«In meinem Elternhaus wurden zwei Sprachen gesprochen: Musik und Deutsch. Ich beherrschte keine der beiden. Damit fing das Problem an», macht die Autorin Maya Lasker-Wallfisch gleich zu Beginn ihres Buchs «Briefe nach Breslau» deutlich.
Maya Lasker-Wallfisch wird 1958 in London geboren, wo sich ihre Eltern nach dem Krieg niederlassen. Beide sind Berufsmusiker. Beide stammen aus jüdisch-deutschen Familien in Breslau. Über Letzteres wird allerdings genauso wenig gesprochen wie über die traumatischen Erlebnisse von Mayas Mutter Anita während des Zweiten Weltkriegs. Diese ist 16 Jahre alt, als ihre Eltern 1942 deportiert und von den Nazis ermordet werden. Auch Anita und ihre Schwester Renate kamen später nach Auschwitz. Weil Anita Cello spielen kann, entgeht sie aber dem Tod und wird ins Mädchenorchester aufgenommen. Ihre Schwester überlebt ebenfalls. Später wird die Cellistin Anita Lasker-Wallfisch das renommierte English Chamber Orchestra mitbegründen.
«Meine Mutter hatte, um zu überleben, auf eine normale Gefühlswelt verzichtet», schreibt die Autorin in ihrem Buch. «Da die Musik ihr höchstwahrscheinlich das Leben gerettet hatte, wurde sie ihre grosse Liebe», folgert sie heute. Als Kind leidet Maya darunter, dass ihre Mutter beruflich höchst engagiert ist und oft wochen-, manchmal gar monatelang auf Tournee ist. Aber nicht nur das: Die Normalität, mit der die Familie durchs Leben geht, trügt. Zu viel Unausgesprochenes, Traumatisches verbirgt sich hinter der Fassade. Die schwere Vergangenheit der Mutter, aber auch der Tod der Grosseltern werden in der Familie nie zum Thema.
Ihr Zuhause damals habe sie als «Landschaft des unsichtbaren Todes» wahrgenommen, erzählt Maya Lasker-Wallfisch in einem Interview mit dem Radiosender DLF. Die sensible Maya verliert zunehmend den Boden unter den Füssen.

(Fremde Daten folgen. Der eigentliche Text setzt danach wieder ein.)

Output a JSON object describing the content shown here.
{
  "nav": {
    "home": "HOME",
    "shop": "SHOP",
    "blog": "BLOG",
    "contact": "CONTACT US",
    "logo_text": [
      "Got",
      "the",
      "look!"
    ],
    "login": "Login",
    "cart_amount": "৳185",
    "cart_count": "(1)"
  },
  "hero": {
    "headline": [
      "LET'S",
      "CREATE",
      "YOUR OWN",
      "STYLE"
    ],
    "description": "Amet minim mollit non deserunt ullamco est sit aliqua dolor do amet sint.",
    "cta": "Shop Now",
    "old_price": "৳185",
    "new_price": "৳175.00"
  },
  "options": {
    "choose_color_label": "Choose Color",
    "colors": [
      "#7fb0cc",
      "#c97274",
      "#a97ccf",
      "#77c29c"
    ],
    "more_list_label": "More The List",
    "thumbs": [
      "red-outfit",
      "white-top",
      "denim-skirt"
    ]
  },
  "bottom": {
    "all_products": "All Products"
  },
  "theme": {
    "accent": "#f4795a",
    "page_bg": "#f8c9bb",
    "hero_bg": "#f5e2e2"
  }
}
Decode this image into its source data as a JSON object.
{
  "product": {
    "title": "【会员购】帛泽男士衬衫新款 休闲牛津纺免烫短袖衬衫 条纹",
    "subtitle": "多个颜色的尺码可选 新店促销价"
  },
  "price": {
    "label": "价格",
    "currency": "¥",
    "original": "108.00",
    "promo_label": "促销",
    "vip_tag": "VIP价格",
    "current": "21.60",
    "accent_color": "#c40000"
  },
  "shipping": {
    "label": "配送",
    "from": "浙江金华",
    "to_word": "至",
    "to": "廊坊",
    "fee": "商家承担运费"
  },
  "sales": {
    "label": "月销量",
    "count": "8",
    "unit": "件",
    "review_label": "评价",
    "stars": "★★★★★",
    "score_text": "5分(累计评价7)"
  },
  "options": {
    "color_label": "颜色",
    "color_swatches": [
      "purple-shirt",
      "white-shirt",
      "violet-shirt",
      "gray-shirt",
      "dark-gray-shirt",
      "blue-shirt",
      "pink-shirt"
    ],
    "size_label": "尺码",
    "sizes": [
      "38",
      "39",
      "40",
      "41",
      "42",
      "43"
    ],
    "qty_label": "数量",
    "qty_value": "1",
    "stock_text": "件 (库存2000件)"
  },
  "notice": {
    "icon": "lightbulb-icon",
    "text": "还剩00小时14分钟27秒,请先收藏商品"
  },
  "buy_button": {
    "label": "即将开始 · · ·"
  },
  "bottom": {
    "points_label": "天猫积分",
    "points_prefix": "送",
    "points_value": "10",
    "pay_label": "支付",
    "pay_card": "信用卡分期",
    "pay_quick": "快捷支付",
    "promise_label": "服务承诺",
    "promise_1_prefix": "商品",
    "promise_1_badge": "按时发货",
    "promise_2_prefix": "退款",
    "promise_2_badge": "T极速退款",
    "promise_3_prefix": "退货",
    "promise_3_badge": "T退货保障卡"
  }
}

Sie schmeisst die Schule hin, wird drogenabhängig und stürzt ab. Viele Entzüge und Therapien später kriegt sie ihr Leben wieder in den Griff und beschäftigt sich heute als Psychotherapeutin mit der unbewussten Weitergabe von Traumata an Kinder und Kindeskinder, der sogenannten transgenerationalen Weitergabe.
Ihr Buch «Briefe nach Breslau» ist eine eindrückliche Aufarbeitung ihres Familientraumas. In elf fiktiven Briefen berichtet sie ihren Grosseltern, was mit ihrer Mutter und deren Schwester passiert ist. Sie erzählt gleichzeitig aber auch ihre leidvolle Geschichte. Mit den Briefen habe sie den Grosseltern einen Ort der Ewigkeit gegeben, sagt Lasker-Wallfisch gegenüber DLF. Und dabei habe sie auch sich selbst gefunden.
Buch
Maya Lasker-Wallfisch
Briefe nach Breslau
Aus dem Englischen von Marieke Heimburger
(Insel Verlag 2020)
Die Erinnerungen der Mutter
Anita Lasker-Wallfisch, die Mutter der Autorin Maya Lasker-Wallfisch, hat ihre Lebenserinnerungen Jahrzehnte nach dem Überleben des Holocaust für ihre Nachkommen in einem Buch festgehalten. Ein eindrückliches Zeitdokument, dessen Lektüre sich ebenfalls lohnt.